In 1997, four months after she had been diagnosed as vegetative, Kate became the first patient in a vegetative state to be studied by the Cambridge group. The results, published in 1998, were unexpected and extraordinary. Not only did Kate react to faces: but her brain responses were indistinguishable from those of healthy volunteers. Her scans revealed a splash of red, marking brain activity at the back of her brain, in a part called the fusiform gyrus, which helps recognise faces. Kate became the first such patient in whom sophisticated brain imaging (in this case PET) revealed “covert cognition”. Of course, whether that response was a reflex or a signal of consciousness was, at the time, a matter of debate.
The results were of huge significance for science but also for Kate and her parents. “The existence of preserved cognitive processing removed the nihilism that pervaded the management of such patients in general, and supported a decision to continue to treat Kate aggressively,” recalls Menon.
Kate eventually surfaced from her ordeal, six months after the initial diagnosis. “They said I could not feel pain,” she says. “They were so wrong.” Sometimes she’d cry out, but the nurses thought it was just a reflex. She felt abandoned and helpless. Hospital staff had no idea how much she suffered in their care. Kate found physiotherapy scary: nurses never explained what they were doing to her. She was terrified when they removed mucus from her lungs. “I can’t tell you how frightening it was, especially suction through the mouth,” she has written. At one point, her pain and despair became so much that she tried to snuff out her life by holding her breath. “I could not stop my nose from breathing, so it did not work. My body did not seem to want to die.”

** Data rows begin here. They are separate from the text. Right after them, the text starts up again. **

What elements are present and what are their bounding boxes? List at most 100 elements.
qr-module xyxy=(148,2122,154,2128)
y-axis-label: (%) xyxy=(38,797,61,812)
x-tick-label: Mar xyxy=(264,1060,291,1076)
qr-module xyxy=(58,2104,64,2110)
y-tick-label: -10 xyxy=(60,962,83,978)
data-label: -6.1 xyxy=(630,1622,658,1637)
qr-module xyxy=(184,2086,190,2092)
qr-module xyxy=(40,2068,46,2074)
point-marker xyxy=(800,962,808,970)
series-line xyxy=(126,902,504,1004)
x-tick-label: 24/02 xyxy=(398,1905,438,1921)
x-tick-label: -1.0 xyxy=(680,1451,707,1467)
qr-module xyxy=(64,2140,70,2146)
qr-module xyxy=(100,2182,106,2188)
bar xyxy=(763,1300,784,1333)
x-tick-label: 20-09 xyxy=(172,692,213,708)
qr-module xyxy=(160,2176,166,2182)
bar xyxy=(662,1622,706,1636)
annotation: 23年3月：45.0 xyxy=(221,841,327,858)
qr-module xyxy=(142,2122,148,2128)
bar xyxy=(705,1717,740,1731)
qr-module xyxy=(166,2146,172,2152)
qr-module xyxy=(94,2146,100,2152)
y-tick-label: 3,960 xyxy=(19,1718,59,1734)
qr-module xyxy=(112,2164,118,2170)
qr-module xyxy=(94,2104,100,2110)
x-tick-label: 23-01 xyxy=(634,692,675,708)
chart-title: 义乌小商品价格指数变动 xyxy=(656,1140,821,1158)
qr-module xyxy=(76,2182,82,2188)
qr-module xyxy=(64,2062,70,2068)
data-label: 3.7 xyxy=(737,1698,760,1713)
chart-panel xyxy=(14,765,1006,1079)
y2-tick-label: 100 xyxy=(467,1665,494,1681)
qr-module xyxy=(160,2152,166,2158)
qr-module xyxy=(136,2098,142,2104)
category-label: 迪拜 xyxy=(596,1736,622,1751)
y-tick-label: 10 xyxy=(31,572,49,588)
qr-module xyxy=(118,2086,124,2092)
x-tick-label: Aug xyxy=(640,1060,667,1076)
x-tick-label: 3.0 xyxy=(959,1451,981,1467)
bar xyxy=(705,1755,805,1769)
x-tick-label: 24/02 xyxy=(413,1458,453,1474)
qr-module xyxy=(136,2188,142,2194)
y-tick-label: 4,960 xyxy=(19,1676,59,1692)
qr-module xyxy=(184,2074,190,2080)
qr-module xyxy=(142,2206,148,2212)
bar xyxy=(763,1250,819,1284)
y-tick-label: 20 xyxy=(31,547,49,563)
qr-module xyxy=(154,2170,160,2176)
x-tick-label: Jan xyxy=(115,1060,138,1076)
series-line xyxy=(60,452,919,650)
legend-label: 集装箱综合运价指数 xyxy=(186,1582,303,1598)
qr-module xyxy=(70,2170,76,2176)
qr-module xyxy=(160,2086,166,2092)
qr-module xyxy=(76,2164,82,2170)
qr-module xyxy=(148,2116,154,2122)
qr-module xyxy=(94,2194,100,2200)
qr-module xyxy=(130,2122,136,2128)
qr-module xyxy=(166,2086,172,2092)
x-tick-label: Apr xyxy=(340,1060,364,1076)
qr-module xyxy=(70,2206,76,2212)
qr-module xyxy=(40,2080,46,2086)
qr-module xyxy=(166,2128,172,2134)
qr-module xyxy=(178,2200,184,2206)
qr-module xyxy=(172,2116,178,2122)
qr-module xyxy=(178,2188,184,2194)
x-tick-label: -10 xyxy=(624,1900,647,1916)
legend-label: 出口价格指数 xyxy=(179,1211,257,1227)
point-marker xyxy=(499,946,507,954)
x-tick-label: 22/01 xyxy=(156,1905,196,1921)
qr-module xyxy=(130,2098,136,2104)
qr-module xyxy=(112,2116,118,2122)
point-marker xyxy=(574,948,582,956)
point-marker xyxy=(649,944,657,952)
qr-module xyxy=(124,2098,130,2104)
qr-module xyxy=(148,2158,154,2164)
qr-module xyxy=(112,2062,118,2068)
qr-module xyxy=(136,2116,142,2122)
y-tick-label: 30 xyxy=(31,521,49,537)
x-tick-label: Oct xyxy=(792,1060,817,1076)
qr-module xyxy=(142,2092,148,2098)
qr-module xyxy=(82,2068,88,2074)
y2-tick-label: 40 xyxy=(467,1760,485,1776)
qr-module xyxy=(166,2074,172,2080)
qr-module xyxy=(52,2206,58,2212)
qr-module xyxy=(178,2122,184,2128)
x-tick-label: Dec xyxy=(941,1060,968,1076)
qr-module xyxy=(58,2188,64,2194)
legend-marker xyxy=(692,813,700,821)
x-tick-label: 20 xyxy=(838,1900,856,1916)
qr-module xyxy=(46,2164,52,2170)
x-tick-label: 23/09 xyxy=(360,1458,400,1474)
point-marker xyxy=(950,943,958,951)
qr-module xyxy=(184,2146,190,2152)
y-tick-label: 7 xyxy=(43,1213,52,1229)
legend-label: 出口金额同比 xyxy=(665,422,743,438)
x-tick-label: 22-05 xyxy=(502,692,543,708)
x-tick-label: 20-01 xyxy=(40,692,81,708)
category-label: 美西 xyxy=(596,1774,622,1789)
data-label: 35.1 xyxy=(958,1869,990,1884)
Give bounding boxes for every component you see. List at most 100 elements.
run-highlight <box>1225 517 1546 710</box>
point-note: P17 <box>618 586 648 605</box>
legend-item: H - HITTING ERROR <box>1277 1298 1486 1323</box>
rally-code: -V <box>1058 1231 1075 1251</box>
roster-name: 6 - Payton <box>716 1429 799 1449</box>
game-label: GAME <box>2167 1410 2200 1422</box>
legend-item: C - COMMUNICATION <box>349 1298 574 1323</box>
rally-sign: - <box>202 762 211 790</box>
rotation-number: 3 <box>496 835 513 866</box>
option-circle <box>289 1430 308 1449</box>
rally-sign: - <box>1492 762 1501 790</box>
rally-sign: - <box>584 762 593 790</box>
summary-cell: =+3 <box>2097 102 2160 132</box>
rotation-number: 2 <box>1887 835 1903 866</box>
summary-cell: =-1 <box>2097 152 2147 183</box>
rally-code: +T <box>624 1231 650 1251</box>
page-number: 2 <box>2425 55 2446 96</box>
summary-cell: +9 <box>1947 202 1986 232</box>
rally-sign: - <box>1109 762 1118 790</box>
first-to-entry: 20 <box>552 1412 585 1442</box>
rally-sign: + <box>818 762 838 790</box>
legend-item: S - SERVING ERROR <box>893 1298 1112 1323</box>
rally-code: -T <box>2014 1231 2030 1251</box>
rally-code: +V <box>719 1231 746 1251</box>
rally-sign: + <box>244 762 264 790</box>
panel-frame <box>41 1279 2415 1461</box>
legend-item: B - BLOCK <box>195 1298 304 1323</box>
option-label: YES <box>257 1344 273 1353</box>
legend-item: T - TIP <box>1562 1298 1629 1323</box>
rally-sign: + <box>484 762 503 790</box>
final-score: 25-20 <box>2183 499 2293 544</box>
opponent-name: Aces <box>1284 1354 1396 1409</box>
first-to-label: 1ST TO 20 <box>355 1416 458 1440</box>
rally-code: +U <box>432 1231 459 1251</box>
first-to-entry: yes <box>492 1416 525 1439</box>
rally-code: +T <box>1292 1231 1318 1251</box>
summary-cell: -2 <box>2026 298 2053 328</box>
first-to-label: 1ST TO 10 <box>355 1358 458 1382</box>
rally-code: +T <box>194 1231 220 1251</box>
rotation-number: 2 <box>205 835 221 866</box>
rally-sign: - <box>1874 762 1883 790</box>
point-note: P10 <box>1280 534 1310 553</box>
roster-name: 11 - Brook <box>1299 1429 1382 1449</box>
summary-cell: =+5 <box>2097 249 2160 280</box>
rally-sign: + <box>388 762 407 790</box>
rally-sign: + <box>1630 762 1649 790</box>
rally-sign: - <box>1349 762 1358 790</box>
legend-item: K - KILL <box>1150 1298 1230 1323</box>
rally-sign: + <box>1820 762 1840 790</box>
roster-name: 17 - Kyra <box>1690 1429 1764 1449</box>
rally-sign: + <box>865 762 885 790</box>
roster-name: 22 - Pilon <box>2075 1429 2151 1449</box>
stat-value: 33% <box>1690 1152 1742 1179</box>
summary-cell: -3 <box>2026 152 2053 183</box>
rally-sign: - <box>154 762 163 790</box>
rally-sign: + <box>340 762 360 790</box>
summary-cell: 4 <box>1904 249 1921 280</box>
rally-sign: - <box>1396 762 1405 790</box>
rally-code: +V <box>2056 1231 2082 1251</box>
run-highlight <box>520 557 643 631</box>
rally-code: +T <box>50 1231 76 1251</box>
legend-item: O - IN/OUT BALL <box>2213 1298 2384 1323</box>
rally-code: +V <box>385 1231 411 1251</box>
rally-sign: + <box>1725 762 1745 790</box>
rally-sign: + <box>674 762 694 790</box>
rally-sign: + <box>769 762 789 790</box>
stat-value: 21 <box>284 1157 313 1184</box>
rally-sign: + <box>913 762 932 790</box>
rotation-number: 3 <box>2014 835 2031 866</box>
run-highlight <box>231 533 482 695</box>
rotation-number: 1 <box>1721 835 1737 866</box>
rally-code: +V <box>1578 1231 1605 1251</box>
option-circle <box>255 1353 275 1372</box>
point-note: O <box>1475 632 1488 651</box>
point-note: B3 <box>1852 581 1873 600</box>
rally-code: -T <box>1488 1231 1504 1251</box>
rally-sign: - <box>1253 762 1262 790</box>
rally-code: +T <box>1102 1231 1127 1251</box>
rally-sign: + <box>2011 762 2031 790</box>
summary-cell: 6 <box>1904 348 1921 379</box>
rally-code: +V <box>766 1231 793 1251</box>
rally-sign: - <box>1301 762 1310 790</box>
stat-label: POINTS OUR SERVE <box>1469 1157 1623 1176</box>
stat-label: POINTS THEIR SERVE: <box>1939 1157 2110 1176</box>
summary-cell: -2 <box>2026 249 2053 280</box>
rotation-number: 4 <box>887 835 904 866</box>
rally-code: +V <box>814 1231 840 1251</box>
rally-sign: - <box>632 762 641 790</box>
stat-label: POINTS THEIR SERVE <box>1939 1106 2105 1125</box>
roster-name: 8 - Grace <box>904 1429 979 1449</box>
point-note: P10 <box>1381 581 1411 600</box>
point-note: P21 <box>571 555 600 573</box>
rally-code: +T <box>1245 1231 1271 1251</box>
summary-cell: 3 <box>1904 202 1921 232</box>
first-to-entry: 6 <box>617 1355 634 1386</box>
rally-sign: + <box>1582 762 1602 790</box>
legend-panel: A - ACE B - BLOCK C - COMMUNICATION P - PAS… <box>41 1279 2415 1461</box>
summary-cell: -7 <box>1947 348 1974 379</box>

Kate says her recovery was not so much like turning a light on but a gradual awakening. It took her five months before she could smile. By then she had lost her job, her sense of smell and taste, and much of what might have been a normal future. Now back with her parents, Kate is still very disabled and needs a wheelchair. Twelve years after her illness, she started to talk again and, though still angry about the way she was treated when she was at her most vulnerable, she remains grateful to those who helped her mind to escape.
She sent Owen a note.
Dear Adrian,
Please use my case to show people how important the scans are. I want more people to know about them. I am a big fan of them now. I was unresponsive and looked hopeless, but the scan showed people I was in there.
It was like magic, it found me.
In a forested campus south of Liege, Steven Laureys studies vegetative patients in research that dates back decades. Working there as part of the Cyclotron Research Centre in the 1990s, he was surprised when PET brain scans revealed that the patients could respond to a mention of their own name: meaningful sounds produced a change in blood flow within the auditory primary cortices. Meanwhile, on the other side of the Atlantic, Nicholas Schiff was finding that within catastrophically injured brains lay partially working regions, clusters of remnant neural activity. What did it all mean?